Twenty-three children lost their lives in farm accidents between 2007 and 2016. Of this, 70% of the fatal accidents involved tractors or other farm machinery.

In response Cork County Council is running a farm safety initiative aimed at raising children’s awareness of the dangers on farms.

Caroline Casey is water and road safety development officer with Cork County Council and she began running water and road safety programmes for schools.

Not long after these began, she realised there were many similarities between road and water safety and farm safety.

“When we started this in 2015 there were too many crossovers from farming,” she told the Irish Farmers Journal.

“You have water and machinery on the farm, as well as other hazards.
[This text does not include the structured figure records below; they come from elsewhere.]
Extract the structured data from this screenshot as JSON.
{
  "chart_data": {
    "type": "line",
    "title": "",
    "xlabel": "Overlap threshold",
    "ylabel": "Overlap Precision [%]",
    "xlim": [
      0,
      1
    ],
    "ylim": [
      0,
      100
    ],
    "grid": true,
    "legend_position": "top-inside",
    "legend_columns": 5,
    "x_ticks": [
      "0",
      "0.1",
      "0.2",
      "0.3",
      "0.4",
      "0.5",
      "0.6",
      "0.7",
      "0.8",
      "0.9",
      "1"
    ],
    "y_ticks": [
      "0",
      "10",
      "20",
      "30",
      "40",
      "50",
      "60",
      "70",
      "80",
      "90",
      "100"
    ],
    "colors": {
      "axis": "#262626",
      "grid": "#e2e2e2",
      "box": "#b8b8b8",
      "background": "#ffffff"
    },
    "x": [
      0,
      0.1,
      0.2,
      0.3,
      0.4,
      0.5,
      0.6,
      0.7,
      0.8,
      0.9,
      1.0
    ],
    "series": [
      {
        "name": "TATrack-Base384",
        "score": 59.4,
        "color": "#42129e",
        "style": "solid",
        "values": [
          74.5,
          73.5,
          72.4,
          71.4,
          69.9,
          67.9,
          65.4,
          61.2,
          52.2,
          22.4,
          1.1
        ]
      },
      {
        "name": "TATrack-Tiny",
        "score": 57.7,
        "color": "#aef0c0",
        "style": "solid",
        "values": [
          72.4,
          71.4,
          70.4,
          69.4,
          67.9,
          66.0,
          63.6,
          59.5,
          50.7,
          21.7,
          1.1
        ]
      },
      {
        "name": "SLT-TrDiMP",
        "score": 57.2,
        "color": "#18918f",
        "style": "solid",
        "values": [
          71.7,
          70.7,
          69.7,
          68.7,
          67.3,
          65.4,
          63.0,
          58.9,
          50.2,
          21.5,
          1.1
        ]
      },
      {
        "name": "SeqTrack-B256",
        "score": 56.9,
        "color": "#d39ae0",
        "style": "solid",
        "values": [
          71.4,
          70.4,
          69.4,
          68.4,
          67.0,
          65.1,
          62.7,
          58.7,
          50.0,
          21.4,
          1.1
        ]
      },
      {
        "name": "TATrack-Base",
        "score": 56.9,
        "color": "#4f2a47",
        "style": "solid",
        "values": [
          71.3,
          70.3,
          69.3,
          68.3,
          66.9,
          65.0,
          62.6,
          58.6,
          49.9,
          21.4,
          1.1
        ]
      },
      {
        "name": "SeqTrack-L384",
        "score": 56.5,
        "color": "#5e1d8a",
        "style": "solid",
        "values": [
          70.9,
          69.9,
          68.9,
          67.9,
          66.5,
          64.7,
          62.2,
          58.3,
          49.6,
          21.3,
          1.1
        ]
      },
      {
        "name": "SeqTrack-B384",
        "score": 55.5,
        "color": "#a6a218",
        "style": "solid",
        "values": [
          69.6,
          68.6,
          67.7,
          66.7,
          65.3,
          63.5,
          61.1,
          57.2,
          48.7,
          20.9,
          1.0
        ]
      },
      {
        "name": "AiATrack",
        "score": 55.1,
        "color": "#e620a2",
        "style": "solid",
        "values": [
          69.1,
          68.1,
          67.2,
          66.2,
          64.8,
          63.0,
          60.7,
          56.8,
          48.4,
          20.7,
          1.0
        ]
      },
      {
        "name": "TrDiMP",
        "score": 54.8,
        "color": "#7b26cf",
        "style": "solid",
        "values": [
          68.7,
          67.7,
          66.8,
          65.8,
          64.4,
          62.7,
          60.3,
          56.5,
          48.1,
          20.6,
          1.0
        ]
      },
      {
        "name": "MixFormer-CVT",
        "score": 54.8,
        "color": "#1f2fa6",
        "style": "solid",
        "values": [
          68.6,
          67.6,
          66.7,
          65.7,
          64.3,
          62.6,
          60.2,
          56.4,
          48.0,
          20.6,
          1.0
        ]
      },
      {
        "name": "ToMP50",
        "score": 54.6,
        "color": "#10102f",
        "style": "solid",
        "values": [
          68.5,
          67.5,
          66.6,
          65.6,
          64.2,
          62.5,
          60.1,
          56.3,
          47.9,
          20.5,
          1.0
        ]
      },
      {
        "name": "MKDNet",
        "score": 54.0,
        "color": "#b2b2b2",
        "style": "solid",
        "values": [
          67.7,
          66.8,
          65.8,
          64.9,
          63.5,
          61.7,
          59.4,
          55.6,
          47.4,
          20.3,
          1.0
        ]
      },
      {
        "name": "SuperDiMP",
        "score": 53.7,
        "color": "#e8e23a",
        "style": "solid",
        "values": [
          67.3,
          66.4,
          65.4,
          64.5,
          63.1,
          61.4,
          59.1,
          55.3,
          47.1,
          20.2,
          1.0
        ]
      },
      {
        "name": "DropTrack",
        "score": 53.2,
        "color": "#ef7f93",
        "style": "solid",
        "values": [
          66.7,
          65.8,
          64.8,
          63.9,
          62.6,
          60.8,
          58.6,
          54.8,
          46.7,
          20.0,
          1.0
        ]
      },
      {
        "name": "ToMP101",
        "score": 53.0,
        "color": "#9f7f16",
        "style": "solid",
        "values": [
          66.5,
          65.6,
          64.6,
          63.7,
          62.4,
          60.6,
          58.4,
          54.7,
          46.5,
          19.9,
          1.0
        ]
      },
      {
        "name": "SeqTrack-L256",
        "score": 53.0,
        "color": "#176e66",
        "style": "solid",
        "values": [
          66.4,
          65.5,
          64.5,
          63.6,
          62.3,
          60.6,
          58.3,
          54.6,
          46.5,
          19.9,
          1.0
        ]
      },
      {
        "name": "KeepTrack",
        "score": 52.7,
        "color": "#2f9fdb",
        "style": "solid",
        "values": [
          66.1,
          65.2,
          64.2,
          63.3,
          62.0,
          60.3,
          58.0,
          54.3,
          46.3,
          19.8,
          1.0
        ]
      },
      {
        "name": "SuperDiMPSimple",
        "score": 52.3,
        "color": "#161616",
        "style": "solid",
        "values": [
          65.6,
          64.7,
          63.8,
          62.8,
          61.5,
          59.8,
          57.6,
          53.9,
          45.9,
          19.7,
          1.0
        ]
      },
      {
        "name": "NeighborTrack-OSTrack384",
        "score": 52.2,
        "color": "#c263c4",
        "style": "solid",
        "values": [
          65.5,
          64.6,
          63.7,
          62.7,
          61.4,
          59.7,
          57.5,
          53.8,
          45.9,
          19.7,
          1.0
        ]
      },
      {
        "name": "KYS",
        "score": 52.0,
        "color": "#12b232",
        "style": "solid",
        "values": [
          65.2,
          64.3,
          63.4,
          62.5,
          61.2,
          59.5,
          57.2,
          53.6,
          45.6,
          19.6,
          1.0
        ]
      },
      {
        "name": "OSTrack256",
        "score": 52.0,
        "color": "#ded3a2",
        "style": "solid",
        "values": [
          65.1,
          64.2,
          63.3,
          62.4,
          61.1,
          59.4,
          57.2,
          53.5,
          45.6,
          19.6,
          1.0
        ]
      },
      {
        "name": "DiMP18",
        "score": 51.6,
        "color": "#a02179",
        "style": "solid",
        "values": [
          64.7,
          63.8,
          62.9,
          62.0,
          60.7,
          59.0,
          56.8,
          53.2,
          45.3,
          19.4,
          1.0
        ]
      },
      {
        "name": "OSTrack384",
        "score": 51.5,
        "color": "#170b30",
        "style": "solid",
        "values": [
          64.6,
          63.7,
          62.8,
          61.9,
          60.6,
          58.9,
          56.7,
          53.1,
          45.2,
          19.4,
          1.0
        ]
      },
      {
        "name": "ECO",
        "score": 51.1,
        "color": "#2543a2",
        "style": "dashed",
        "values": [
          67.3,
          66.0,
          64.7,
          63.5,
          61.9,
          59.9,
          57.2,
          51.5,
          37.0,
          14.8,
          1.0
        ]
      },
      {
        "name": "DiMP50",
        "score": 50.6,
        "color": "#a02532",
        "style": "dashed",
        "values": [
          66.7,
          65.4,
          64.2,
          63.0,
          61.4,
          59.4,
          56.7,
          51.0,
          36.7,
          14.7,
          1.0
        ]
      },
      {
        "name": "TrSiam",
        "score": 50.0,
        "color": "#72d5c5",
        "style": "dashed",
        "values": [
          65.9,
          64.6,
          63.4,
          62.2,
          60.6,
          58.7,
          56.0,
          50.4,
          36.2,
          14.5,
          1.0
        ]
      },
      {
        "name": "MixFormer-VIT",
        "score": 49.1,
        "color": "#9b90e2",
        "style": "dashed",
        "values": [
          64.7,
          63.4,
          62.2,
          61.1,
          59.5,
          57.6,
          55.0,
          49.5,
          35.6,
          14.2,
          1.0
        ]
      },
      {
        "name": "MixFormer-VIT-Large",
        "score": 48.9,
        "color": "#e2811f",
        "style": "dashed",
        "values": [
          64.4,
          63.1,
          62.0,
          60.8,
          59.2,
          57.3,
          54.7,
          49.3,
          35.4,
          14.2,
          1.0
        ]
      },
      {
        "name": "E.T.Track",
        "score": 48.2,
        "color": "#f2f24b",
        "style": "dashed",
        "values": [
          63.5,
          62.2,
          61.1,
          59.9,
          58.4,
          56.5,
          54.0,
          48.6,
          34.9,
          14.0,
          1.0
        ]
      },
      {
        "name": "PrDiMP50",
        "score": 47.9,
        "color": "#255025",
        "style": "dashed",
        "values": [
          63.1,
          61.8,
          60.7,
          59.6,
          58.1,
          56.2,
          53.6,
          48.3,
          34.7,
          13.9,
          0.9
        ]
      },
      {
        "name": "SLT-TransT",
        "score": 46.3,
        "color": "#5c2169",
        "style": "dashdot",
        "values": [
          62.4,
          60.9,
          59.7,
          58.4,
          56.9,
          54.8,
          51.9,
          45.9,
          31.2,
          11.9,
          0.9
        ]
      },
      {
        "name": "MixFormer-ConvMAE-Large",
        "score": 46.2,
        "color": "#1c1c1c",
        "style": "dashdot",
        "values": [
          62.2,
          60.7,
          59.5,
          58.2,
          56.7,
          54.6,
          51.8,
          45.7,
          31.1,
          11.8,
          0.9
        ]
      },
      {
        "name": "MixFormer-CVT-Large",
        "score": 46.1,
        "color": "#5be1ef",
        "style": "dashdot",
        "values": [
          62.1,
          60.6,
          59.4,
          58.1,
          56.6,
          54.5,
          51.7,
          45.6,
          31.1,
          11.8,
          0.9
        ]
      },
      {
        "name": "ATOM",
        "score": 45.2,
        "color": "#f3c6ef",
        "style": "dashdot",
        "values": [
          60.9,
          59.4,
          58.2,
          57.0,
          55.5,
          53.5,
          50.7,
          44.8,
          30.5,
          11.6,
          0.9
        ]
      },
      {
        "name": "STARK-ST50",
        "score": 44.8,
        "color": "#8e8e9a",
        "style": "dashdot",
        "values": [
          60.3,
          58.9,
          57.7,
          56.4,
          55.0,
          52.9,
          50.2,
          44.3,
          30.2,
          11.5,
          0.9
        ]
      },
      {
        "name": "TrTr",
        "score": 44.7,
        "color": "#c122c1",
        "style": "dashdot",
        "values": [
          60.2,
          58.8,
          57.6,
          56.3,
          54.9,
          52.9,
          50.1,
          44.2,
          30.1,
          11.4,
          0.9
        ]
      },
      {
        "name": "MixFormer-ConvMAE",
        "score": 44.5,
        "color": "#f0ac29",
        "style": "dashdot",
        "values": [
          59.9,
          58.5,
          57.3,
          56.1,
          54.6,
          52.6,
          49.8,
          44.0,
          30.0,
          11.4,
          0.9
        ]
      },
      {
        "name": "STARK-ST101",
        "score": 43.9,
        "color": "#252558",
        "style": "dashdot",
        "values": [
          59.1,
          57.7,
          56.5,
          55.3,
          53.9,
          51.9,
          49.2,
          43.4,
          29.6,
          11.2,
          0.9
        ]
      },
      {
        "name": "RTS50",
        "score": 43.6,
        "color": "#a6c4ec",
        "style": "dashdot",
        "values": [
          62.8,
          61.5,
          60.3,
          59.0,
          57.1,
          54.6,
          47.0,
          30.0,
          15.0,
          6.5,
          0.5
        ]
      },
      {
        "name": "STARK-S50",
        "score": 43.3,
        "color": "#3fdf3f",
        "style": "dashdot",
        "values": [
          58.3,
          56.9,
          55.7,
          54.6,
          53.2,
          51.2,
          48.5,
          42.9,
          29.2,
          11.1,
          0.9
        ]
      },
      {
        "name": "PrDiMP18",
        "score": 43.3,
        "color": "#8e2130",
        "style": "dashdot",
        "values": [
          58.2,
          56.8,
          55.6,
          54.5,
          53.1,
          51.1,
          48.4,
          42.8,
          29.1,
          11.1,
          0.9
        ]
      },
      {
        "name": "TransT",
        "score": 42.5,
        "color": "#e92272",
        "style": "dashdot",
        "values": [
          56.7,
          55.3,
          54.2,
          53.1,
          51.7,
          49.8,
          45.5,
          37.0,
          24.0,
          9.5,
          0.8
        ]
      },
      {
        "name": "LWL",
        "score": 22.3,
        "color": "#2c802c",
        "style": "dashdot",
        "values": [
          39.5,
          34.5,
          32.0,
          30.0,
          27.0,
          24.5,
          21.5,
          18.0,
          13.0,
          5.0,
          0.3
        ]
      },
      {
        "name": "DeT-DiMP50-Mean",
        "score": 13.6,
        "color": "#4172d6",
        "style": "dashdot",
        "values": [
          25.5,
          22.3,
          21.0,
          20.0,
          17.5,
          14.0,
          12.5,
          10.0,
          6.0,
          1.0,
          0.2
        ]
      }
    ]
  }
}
Within the first six months we added the farm safety element and began holding farm safety days.”

Think before you act

There is an element of risk assessment incorporated into the safety days, helping children to spot hazards and work out how to deal with them. The aim of the initiative is to encourage all the children to think before they act.

“When we are teaching them we take the coaching approach,” said Casey.

“What I mean by that is we encourage them to think for themselves. When I am showing them how to throw a life buoy, I might ask how they might throw it first, rather than showing them and spoon feeding them.”

All schools that participate get books and games based on farm, road and water safety.

“We find that they can learn through instruction but they can also earn through play so the board games come in very handy. We also appoint a junior safety officer in each school,” she added.

Since the programme’s inception, almost 15,000 children have gone through some form of safety training.

Six to eight free safety events are held annually for Cork primary schools. These are held at Tir Na Si open farm, Watergrasshill.

“Having it on an open farm is fantastic. All the hazards are here but here in a safe way.”

The safety day is made up of three components. A talk from a member of the emergency services, a safety walk of the Tir na Si farm and an indoor session on farm, road and water safety.

Padraig Higgins, EMBRACE FARM, Caroline Casey, water and road safety development officer, Cork County Council, Declan Hurley, Mayor of Cork County Council, which runs water and road safety programmes for schools. Tommy Moyles

Casey is aided in this by Cathal McCarthy, education officer with the Road Safety Authority, and Padraig Higgins of EMBRACE Ireland.

Higgins tells the students about the tragic loss of his son, James, in a farm accident in 2008. The message he keeps putting out there is that farms are not a playground and children need to be supervised at all times.

Casey is hopeful that raising awareness at a younger age may help make farms a safer place.

“The difficulty with farming is when you are familiar with something, you may not see a danger that is staring you straight in the face.

“They leave these days with information that is vital. The children might go back home and say we learned that at the farm safety day and hopefully into the future this will have a positive outcome.”

Safety feeds into the social, personal and health education (SPHE) programme in schools and, while more could always be done, resources such as time and money are a limiting factor.

“It would be great if safety was covered on a weekly basis, but the school curriculum is fairly packed and teachers are under enough pressure to get through that.”